The Ultimate Underdog: On the Legacy of Apollo Creed | Black Writers Week

Apollo Creed's ego is as repetitious a theme throughout these movies as Rocky's indomitable will. Having already dug into that well twice already, "Rocky III" excavates another tried and untrue trope, the Black brute vs. the white man’s pride. It's “Black Peril" by way of white insecurity, this time in the form of erotic degradation of the white man’s prize, and in his face no less! The besmirching of Rocky’s woman is meant to further the certainty of Rocky’s "right" to win. What's interesting here is that in aspects of both poverty and wealth, Apollo and Rocky are often presented as equals, with "Rocky III" suggesting Apollo came up the hard way himself. However, by parts three and four, Rocky Balboa is quite wealthy, leading one to ask how his whiteness distinguishes him from Creed. 

In "Rocky III," Balboa is trained by Creed to move, to be stealthier, and to be a bit faster, because Clubber Lang (Mr. T) is the more powerful boxer.
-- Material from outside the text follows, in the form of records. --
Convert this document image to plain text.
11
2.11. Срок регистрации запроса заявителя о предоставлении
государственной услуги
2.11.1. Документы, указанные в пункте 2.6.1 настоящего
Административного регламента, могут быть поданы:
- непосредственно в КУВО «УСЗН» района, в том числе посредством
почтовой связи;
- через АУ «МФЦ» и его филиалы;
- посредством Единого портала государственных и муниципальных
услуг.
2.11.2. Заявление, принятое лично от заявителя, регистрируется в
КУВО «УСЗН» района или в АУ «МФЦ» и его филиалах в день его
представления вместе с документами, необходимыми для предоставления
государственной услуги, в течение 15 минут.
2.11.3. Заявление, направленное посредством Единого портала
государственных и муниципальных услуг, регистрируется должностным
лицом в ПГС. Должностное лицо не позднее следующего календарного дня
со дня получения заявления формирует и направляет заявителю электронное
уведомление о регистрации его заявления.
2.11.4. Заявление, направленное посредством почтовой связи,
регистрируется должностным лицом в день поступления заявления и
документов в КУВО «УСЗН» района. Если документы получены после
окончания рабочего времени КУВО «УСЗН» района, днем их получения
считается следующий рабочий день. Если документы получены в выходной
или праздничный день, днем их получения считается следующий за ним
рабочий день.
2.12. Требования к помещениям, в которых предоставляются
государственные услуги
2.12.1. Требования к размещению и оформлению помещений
This is without a doubt the most sound strategy in any case where a fighter gives up pounds and strength to another. But eventually Rocky will abandon Creed's strategy for his own of staying inside the “phone booth” as it is called and trading punches with the superior Lang, something not only Creed but even his own trainer Mickey advised him not to do. To understand the inherent meaning of this, one must understand the history of boxing especially as it pertains to Black fighters who historically have been known for using movement, stealth, defense, and speed to become champions. Despite their dominance in the ring, the persistent perception of these fighters was as dodgers and runner. You then only have to connect this perception to its ultimate conclusion of a lacking in will, desire, and heart, which is not in comparison to any known reality, but in comparison to an ideal forged and created by whites after the fact that they couldn't come up with any other reason or tactic with which to knock or beat most Black fighters. Rocky is the strongest and deepest representation of a long-standing idea that there is a "right way" to play sports, and that the right way is the white way. 

Creed is portrayed in the series as a preening and showboating court jester whose skill seems to decrease with every film even as Rocky gets older, richer, sometimes showier, and still wallops the competition. It should also be understood that historically, boxing has always engaged in superficial racial politics, so that even many of the most educated fighting pundits and enthusiasts end up voting along color lines. Many of the greatest fights ever have at the very least implicitly advocated for the fight to be drawn along these lines. Rocky Balboa is not based upon his namesake Rocky Marciano, a well-known and skilled fighter. He's not even based upon Jake LaMotta. For it is not enough for a white man to beat us from a position of equality or even near equality. He has to beat us from a position of mediocrity and ineptitude. The struggle or the paradox for the intelligent Black viewer, from a standpoint of knowledge of our own existence, is to engage in a cognitive dissonance where the signifiers and iconography of the underdog is accepted for a time being, putting aside our own recognition of a truth. It is almost only a white person who could watch another white person defeat a Black person in the ring and believe that they were the underdog. The main reason we hoop, hope, and holler over the victories of a Jack Johnson, Joe Louis, or Muhammad Ali over white men, is because we know in reality it is only there that we are allowed such complete and unchallenged victories (and sometimes just barely). It amplifies Apollo Creed's loss in the ring and his loss of life that it is in a place where reality has shown us is one of the few places we can win.